Kindlin-2-mediated signaling pathways that link mechano-environment to proline synthesis, YAP/TAZ signaling and cancer progression.

The figure depicts signaling pathways through which fermitin family homolog 2 (FERMT2, best known as kindlin-2) links mechano-environment to proline synthesis and Yes-associated protein (YAP)/WW domain containing transcription regulator 1 (WWTRl, best known as TAZ) signaling. Kindlin-2 is recruited to cell-extracellular matrix (ECM) adhesions through interaction with integrins, where it promotes integrin activation, clustering, and downstream signaling. ECM stiffening promotes kindlin-2 translocation to mitochondria, where it interacts with pyrroline-5-carboxylate reductase 1(PYCR1), resulting in elevations of PYCR1 level and proline synthesis that promotes cell proliferation and collagen matrix synthesis, which further increases ECM stiffness.[3] Kindlin-2-mediated regulation of proline synthesis also helps to maintain redox balance and cell survival. In addition, kindlin-2 interacts with myosin light chain kinase (MLCK) in response to ECM stiffening, which promotes myosin light chain phosphorylation and actomyosin contraction, resulting in inhibition of neural precursor cell expressed, developmentally down-regulated 4(NEED4)-like E3 ubiquitin ligase Atrophin-interacting Protein 4(AIP4)-mediated YAP/TAZ degradation and increase of YAP/TAZ expression and signaling.[8] α-KG: α-ketoglutarate; P5C: Δ1-pyrroline-5-carboxylate; ROS: reactive oxygen species; TCA: tricarboxylic acid cycle; TEAD1: TEA domain family member 1; RHOA: Ras homolog family member A.
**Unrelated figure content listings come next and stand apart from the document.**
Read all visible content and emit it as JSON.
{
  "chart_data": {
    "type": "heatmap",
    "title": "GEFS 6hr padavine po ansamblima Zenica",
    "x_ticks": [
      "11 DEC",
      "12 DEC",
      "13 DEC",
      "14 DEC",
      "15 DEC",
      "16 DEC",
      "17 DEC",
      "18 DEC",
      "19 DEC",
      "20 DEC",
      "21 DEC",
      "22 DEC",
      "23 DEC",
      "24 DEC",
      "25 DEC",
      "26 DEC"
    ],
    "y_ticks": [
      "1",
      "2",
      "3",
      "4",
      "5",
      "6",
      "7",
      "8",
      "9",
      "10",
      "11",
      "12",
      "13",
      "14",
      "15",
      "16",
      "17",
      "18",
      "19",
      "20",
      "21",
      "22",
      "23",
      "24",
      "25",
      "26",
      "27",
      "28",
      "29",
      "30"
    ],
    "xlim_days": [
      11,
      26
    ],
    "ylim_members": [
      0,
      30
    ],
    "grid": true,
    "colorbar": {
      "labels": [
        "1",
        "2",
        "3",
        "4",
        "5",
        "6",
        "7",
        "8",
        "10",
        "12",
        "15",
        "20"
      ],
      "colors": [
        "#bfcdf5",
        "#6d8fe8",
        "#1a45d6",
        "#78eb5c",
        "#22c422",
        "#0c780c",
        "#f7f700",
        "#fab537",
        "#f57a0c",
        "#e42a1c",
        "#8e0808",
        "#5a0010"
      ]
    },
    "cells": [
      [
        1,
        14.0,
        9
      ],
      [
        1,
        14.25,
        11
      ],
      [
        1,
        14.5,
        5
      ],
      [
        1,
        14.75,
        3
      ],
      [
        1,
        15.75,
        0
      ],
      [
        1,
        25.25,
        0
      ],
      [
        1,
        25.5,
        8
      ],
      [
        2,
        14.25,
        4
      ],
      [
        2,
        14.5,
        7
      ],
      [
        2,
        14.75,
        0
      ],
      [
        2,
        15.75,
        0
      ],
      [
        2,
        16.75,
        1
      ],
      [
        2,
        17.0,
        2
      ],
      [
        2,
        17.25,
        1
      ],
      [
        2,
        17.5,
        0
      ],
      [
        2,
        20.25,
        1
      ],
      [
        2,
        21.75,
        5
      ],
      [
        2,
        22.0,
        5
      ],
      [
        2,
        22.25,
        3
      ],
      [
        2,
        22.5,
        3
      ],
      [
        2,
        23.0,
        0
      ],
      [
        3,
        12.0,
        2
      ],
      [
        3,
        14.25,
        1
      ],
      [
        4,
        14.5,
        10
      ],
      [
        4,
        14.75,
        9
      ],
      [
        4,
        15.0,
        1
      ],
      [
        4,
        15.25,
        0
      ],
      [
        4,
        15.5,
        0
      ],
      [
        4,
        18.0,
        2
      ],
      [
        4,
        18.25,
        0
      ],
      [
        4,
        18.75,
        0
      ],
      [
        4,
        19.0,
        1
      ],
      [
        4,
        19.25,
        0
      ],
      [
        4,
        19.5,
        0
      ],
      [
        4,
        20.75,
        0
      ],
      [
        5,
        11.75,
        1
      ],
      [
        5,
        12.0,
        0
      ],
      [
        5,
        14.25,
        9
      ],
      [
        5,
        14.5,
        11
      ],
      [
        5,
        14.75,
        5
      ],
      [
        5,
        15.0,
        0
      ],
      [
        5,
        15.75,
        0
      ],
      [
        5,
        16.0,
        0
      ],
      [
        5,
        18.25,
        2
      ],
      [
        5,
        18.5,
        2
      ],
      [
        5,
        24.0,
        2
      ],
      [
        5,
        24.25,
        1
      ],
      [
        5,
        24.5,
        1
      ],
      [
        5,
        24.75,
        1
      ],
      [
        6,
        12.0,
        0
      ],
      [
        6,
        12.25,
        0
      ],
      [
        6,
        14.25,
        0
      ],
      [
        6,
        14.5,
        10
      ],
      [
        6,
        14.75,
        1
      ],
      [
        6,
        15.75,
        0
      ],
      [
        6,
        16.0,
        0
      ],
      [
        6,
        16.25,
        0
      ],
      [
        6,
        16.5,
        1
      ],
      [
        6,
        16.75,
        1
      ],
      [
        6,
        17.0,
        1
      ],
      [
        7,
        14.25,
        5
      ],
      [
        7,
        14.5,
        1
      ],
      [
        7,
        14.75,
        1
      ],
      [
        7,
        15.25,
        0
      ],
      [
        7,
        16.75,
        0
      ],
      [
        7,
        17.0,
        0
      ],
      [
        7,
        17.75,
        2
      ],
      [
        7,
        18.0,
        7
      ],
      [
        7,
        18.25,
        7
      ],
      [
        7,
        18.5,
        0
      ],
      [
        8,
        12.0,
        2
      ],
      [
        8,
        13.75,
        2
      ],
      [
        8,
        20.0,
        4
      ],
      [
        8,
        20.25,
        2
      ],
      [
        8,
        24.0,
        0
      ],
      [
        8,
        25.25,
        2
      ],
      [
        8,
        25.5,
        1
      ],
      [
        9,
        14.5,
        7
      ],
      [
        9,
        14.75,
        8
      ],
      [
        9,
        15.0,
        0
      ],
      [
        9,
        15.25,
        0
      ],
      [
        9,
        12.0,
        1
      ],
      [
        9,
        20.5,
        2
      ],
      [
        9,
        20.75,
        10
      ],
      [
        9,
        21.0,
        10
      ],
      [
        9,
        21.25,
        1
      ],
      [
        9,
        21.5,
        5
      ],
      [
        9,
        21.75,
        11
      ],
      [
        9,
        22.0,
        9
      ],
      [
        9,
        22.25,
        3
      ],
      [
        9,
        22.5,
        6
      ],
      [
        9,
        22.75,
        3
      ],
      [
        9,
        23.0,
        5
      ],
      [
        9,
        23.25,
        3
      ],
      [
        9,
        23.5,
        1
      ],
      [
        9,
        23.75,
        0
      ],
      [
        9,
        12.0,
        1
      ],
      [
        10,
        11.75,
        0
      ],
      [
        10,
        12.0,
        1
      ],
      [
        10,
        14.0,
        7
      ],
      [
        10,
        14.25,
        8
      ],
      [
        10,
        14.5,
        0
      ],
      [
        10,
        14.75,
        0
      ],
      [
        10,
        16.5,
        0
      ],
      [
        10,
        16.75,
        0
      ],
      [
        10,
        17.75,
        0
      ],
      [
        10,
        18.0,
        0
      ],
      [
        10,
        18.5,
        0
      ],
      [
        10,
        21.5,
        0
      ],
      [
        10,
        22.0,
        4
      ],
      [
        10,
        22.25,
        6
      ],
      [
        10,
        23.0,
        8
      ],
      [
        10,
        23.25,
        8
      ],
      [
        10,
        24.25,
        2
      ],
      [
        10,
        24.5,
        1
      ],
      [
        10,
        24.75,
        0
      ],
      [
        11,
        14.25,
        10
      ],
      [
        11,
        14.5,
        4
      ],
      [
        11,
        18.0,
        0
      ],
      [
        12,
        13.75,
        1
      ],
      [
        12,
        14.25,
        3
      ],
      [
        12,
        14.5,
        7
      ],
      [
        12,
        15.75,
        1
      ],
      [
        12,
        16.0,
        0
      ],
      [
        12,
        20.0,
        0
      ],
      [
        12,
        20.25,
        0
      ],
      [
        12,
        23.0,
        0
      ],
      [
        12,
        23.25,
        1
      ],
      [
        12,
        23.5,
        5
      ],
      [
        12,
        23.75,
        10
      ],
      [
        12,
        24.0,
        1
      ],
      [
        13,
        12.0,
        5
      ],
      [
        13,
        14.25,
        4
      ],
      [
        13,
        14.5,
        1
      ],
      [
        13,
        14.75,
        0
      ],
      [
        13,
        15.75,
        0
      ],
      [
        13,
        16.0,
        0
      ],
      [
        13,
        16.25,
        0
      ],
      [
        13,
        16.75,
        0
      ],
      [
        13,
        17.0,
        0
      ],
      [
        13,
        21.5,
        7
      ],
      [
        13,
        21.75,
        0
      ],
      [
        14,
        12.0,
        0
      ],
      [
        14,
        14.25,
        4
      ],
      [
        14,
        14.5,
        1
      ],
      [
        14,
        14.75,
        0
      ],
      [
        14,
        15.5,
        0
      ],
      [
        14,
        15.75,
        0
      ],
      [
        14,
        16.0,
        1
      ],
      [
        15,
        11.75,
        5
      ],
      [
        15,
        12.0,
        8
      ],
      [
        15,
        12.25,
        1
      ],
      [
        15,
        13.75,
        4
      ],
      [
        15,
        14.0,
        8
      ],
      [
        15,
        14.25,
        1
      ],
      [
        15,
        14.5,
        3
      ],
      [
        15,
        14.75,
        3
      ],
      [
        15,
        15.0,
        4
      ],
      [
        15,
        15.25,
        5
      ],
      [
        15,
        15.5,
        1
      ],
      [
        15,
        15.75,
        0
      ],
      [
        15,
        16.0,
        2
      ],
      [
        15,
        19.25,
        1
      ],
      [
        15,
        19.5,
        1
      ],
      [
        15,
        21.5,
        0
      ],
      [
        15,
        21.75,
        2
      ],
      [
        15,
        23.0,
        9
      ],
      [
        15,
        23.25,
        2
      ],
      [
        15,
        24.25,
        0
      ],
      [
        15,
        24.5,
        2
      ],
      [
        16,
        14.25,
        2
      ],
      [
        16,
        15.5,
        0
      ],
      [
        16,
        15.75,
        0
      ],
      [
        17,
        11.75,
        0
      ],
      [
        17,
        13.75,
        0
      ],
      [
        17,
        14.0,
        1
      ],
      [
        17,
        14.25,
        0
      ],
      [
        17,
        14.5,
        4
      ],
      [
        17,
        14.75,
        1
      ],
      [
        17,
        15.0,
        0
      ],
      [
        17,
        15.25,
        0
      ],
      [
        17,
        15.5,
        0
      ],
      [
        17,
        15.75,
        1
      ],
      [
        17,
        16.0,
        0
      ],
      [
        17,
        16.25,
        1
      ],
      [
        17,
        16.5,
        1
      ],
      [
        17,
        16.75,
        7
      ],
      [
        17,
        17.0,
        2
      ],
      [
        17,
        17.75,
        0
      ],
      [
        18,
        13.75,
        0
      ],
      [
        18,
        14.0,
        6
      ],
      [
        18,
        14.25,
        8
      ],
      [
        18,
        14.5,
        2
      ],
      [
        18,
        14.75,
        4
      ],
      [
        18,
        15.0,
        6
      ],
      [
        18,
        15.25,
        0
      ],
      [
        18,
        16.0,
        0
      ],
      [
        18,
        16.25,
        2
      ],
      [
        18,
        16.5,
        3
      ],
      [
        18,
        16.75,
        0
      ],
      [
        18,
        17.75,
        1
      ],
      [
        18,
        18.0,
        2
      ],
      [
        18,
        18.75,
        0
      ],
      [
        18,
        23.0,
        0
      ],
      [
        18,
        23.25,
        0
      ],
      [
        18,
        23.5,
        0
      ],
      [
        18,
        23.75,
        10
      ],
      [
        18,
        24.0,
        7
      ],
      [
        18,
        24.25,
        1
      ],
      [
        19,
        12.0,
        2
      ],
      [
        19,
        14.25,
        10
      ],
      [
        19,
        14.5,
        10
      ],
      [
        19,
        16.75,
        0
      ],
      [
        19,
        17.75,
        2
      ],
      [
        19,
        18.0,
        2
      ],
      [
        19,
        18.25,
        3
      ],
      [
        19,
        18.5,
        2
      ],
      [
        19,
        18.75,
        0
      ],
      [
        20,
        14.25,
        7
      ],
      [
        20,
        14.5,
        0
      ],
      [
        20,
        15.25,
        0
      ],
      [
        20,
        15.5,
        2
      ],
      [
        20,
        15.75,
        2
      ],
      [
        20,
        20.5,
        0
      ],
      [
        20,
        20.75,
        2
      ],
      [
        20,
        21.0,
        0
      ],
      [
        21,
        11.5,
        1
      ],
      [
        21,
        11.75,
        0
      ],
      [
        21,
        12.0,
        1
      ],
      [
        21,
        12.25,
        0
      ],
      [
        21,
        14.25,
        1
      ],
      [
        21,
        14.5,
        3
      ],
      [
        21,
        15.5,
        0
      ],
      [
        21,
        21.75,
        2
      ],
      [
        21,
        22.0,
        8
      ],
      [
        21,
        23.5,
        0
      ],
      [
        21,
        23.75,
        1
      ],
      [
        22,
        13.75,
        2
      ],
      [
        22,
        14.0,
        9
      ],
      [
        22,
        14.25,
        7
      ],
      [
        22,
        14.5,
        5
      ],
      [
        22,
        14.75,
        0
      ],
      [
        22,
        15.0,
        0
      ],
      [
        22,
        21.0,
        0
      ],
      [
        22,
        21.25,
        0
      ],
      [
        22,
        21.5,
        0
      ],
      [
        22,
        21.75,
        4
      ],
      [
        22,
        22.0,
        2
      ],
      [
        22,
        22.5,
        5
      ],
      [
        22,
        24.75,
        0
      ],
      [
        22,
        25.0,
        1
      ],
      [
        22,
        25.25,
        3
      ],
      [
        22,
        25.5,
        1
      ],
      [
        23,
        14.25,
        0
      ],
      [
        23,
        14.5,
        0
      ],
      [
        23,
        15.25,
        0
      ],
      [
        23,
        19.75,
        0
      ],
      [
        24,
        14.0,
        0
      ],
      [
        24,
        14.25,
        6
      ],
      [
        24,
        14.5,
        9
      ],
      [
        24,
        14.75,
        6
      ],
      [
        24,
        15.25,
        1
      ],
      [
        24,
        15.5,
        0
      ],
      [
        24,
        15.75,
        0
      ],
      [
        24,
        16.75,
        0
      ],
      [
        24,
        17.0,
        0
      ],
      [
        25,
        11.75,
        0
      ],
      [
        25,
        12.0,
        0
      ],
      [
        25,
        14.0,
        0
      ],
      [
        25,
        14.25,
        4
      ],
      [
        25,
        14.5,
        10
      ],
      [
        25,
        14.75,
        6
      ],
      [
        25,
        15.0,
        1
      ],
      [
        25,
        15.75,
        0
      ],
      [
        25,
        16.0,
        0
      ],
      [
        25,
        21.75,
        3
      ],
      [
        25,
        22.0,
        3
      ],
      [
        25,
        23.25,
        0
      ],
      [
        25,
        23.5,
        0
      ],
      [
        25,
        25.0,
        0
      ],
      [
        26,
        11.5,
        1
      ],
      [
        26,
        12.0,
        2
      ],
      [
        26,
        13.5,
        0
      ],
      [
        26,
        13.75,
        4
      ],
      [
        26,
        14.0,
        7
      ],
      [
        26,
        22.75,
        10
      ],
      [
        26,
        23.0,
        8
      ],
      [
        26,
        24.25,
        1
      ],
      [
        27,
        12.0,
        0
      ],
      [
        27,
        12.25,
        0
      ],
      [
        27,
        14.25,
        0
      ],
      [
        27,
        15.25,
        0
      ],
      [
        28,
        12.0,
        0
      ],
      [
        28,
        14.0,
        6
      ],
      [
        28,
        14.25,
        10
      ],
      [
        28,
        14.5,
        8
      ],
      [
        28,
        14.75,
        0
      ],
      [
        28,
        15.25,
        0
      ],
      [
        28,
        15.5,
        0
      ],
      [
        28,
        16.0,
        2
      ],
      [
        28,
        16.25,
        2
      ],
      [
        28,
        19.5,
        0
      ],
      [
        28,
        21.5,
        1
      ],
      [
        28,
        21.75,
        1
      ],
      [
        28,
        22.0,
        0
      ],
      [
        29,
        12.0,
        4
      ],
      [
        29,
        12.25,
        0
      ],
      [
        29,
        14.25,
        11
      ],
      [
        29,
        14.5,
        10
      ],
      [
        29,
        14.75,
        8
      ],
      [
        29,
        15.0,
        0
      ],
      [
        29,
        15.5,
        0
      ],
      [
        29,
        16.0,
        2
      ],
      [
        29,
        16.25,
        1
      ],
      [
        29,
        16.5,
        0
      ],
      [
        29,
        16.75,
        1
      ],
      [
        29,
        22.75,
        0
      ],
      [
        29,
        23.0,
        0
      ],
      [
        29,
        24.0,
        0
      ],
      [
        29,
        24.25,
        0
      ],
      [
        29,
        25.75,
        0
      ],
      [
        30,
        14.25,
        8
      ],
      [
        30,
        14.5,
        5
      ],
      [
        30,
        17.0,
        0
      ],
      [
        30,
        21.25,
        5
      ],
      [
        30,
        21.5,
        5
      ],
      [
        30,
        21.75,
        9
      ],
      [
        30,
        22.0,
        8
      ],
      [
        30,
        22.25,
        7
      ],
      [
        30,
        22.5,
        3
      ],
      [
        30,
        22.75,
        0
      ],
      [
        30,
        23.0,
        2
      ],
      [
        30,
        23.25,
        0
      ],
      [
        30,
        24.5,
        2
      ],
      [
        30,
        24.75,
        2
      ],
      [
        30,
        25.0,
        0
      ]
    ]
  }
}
While it is clear that kindlin-2 interaction with PYCR1 and regulation of proline metabolism are critically involved in tumor fibrosis and growth, kindlin-2 likely also participates in other aspects of mechanotransduction during cancer progression. For example, kindlin-2 is known to directly interact with integrin β cytoplasmic domains.[9] The binding of kindlin-2 to integrin is likely important for mechanical force-induced integrin activation and clustering[7,10] and consequently downstream signaling. Additionally, we recently found that kindlin-2 interacts with myosin light chain kinase (MLCK) and regulates myosin light chain phosphorylation and actomyosin contraction in response to mechanical signals from cellular microenvironment, which in turn regulates Yes-associated protein (YAP) and WW domain containing transcription regulator 1 (WWTRl, best known as TAZ) expression and signaling (Figure 1).[8] Given the prominent roles of YAP/TAZ in cancer development and progression, kindlin-2-mediated regulation of YAP/TAZ expression and signaling may also contribute to mechano-regulation of gene expression and cancer progression. Thus, targeting the kindlin-2-mediated mechanotransduction pathways appears to be an attractive strategy for suppressing fibrosis and cancer progression.